Today’s column is written by Richard Jalichandra, CEO at iSocket.
Though still an emerging industry segment, programmatic direct is fast becoming one of the most talked-about trends in ad tech. In spite of all this buzz – or perhaps because of it – there remains significant confusion about what is and isn’t programmatic direct.
We have seen pieces explaining the difference between direct and indirect buying – specifically the distinctions between programmatic direct vs. open RTB – but that’s not the only distinction at play.
The common misconception is that programmatic direct is one very specific type of media buying, but there are two very distinct categories: reserved and unreserved, both of which have advantages and disadvantages. The characteristic both share is a fixed price, but there are significant differences between “fixed price unreserved” and “fixed price reserved.”
Reserved Vs. Unreserved
RTB introduced incredible efficiencies to ad buying, giving buyers easy access to inventory often at a significant discount. One reason for those lower prices is that inventory is available on an unreserved basis at the impression level. In any biddable environment, a purchasing decision is made in real time, milliseconds before the ad is served, which means there is no opportunity to reserve inventory in advance. In contrast, under the traditional advertising model, inventory is reserved days, weeks or even months in advance.
Unreserved Programmatic Direct
The unreserved buying process applies to the open-market RTB, but also to programmatic-direct mechanisms that rely on a bid-ask protocol to execute a buy. I’m talking about private exchanges and deal ID.
Deal ID is a unique identifier that lets publishers sell directly to buyers at a fixed price that is prenegotiated offline, and is unique for each buyer. In that sense, it is by definition, programmatic direct.
However, while deal ID enables direct deals, it differs from traditional direct buying in one crucial way: Deal ID buys are unreserved. Deal ID buys are actually executed through private exchanges, which are still auctions. This means that, technically, buys are executed at the impression level in real time, and inventory isn’t actually reserved.
Reserved Programmatic Direct
There is a second category of programmatic direct: reserved. The IAB defines this segment as automated guaranteed.
This category is more like the traditional direct sales process, in which inventory can be reserved well in advance, both parties agree upon terms upfront and the actual buying mechanism is automated. Deals are negotiated directly between a single buyer and seller via technology, and programmatic pipes connect the buyer directly to the publisher’s ad server. Hence, programmatic direct.
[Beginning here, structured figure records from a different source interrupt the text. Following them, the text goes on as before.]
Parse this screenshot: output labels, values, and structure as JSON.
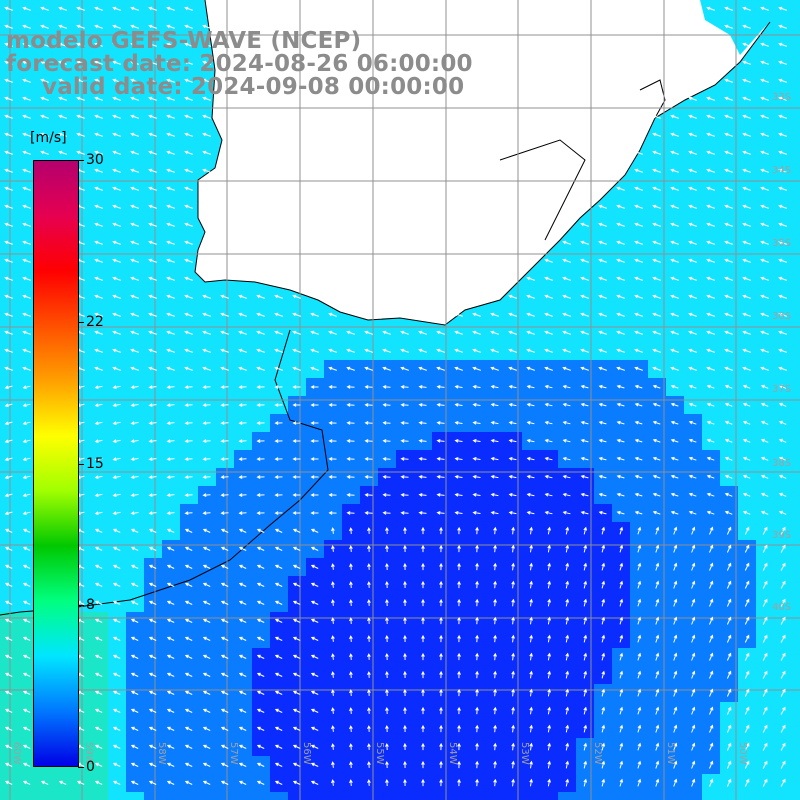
{
  "header": {
    "line1": "modelo GEFS-WAVE (NCEP)",
    "line2": "forecast date: 2024-08-26 06:00:00",
    "line3": "valid date: 2024-09-08 00:00:00"
  },
  "colorbar": {
    "unit": "[m/s]",
    "stops": [
      "#0000e6",
      "#0078ff",
      "#00e6ff",
      "#00ff80",
      "#00c800",
      "#a0ff00",
      "#ffff00",
      "#ffa000",
      "#ff5000",
      "#ff0000",
      "#e60050",
      "#b4006e"
    ],
    "ticks": [
      {
        "value": 30,
        "label": "30"
      },
      {
        "value": 22,
        "label": "22"
      },
      {
        "value": 15,
        "label": "15"
      },
      {
        "value": 8,
        "label": "8"
      },
      {
        "value": 0,
        "label": "0"
      }
    ]
  },
  "map": {
    "field_colors": {
      "weak": "#0a2cff",
      "mid": "#0a7cff",
      "strong": "#12e4ff",
      "land": "#ffffff",
      "coast": "#000000",
      "grid": "#909090",
      "arrow": "#ffffff"
    },
    "lat_labels": [
      "33S",
      "34S",
      "35S",
      "36S",
      "37S",
      "38S",
      "39S",
      "40S"
    ],
    "lon_labels": [
      "60W",
      "59W",
      "58W",
      "57W",
      "56W",
      "55W",
      "54W",
      "53W",
      "52W",
      "51W",
      "50W"
    ]
  }
}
“This type of transaction most closely mirrors a traditional digital direct sale,” according to the IAB. “The deal is negotiated directly between buyer and seller, the inventory and pricing are guaranteed, and the campaign runs at the same priority as other direct deals in the ad server. The programmatic element of the transaction that differentiates it from a traditional direct sale is the automation of the RFP and campaign trafficking process. Negotiation through to fulfillment can be, should the publisher desire, completed within the technology platform providing the automated reserve functionality.”
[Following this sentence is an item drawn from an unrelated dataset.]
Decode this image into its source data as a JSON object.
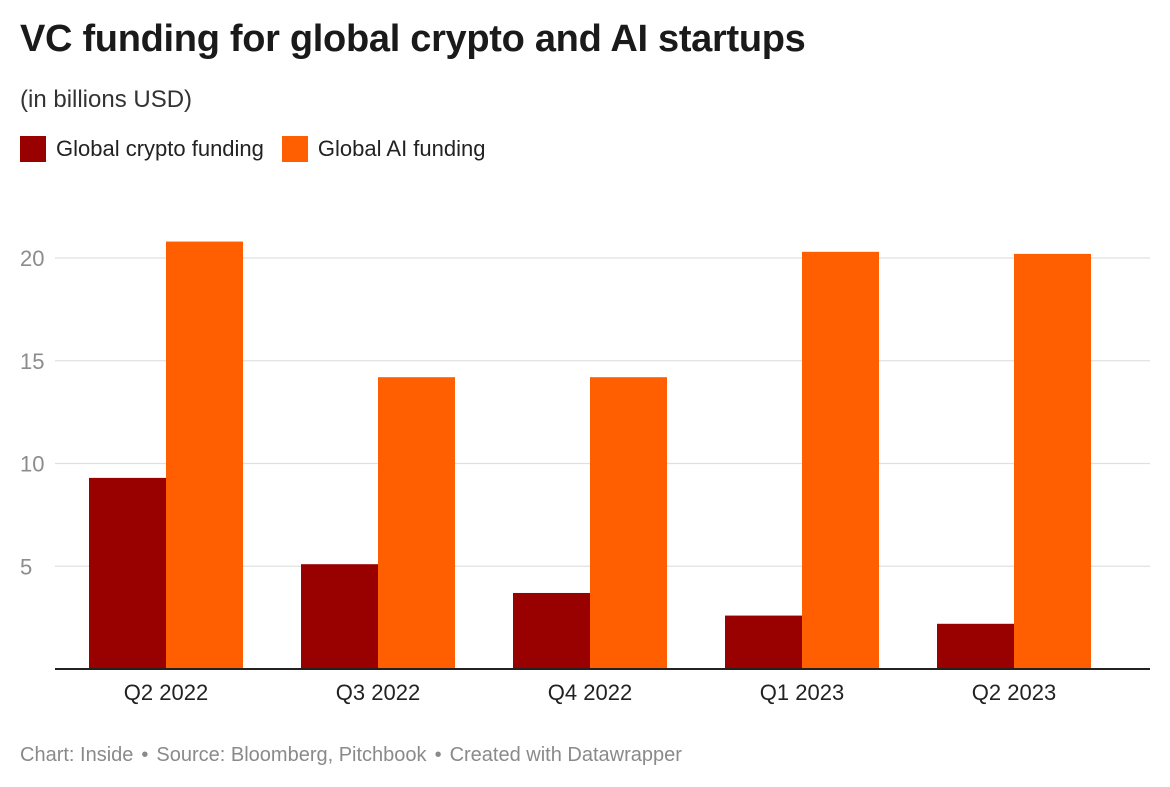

Looking Ahead: The Programmatic Direct Ecosystem
Both approaches – reserved and unreserved programmatic direct – employ distinct technology to solve the same general problem: Direct ad sales are hard and automation is essential. That said, it isn’t necessarily the case that one of these categories will win out. In a growing $18 billion market, there’s room for more than one solution. Many publishers already employ both categories of programmatic direct to suit the varying needs of different buyers.